BAGHDAD (Reuters) – Iraq’s parliament failed to reach agreement on an elections law on Wednesday, likely delaying into 2009 local polls that the United States and United Nations have pushed hard to be held as soon as possible.
The passage of Iraq’s provincial elections law would have paved the way for the elections seen as a key test of Iraq’s fledgling democracy and which Washington hopes will spur reconciliation between rival political groups.
Lawmakers met on the eve of parliament’s summer recess in the hope of finding a compromise on the law, which has been bogged down by a long-standing dispute over the status of the oil-rich city of Kirkuk in Iraq’s north.
Kurds, who regard Kirkuk as their ancestral home, want to include the city in their largely-autonomous Kurdish region. The city’s Arabs and ethnic Turkmen want it to remain under central government authority.
The controversy has exposed deep political fissures as Iraq seeks to build on a sharp drop in violence five years after the U.S.-led invasion to topple Saddam Hussein.
U.S. President George W. Bush has phoned political leaders in recent days and the United Nations has proposed compromise steps to defuse tensions.
“The United States regrets that the Iraqi parliament today adjourned without finishing its work on a local elections law,” said a U.S. embassy official in Iraq, who declined to be named.
“The election law should not be held hostage to the Kirkuk problem,” he said.
Deputy Speaker Khalid al-Attiya, a member of Iraq’s largest Shi’ite bloc, said the election law would most likely be taken up after the summer break ends on September 9.
“It is possible a special session could be held before this time, but this is unlikely,” he said.
U.N. FRUSTRATION
The United Nations said delaying the bill meant it would be hard to hold elections this year.

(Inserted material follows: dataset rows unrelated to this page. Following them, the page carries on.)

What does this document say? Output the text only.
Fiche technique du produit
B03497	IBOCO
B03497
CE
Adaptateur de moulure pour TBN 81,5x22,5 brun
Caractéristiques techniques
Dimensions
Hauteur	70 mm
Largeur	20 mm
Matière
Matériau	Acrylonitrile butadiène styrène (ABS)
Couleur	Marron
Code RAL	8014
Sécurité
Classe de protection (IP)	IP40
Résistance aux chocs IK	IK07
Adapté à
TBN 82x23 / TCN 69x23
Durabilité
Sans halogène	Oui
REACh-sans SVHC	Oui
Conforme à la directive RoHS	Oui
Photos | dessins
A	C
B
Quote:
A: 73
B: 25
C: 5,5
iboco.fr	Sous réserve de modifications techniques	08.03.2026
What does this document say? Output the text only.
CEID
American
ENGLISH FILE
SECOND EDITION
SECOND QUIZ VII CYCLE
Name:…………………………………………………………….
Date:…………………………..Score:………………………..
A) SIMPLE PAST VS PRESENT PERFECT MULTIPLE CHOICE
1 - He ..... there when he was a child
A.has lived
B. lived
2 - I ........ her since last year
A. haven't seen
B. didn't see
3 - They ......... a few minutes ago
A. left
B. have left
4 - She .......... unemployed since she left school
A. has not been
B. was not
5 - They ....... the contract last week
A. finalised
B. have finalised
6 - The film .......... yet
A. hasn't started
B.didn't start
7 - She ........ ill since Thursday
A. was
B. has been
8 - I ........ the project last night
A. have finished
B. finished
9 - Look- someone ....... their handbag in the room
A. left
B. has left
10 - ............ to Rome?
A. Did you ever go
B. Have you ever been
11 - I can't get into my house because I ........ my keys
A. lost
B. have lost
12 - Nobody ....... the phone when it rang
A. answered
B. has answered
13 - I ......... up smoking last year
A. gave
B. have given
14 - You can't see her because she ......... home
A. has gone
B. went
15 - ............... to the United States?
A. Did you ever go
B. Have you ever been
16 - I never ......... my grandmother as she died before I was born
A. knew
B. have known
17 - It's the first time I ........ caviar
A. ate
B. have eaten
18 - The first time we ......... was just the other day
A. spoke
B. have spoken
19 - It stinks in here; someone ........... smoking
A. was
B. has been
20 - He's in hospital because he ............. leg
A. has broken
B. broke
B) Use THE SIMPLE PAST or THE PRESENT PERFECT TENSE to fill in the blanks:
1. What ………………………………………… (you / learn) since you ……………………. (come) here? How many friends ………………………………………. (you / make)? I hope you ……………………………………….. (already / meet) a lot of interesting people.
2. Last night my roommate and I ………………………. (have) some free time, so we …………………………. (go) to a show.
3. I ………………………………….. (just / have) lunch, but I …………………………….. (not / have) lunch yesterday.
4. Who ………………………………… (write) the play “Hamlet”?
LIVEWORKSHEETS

“An important opportunity to pass an elections law was missed today,” Andrew Gilmour, political director of the U.N. mission in Iraq, said in a statement.
A version of the law that would have delayed a vote in Kirkuk, set up ethnic quotas for its governing council and dispersed Kurdish security forces there was passed by parliament last month, but Kurds boycotted the vote.
President Jalal Talabani, himself a Kurd, then vetoed the bill as unconstitutional because of the absence of the Kurds, a big parliamentary faction. It was sent back to parliament for lawmakers to reach a compromise.
The polls had been originally scheduled for October 1 but the latest delay could push them well into 2009. Many Sunni Arabs and some Shi’ites boycotted the last vote in 2005 and their political alienation has fuelled instability since then.
Kurdish politician Fouad Masoum said this week that Kurdish lawmakers supported the latest U.N. plan, which would have allowed local polls to take place except in Kirkuk, whose fate would be dealt with in a separate law later.
“Our stance is to go ahead with the bill and not postpone it. With great regret, what happened has happened, and it was not our fault,” he said.
The issue has also triggered protests, including one last week in which a suicide bomber killed more than 20 people.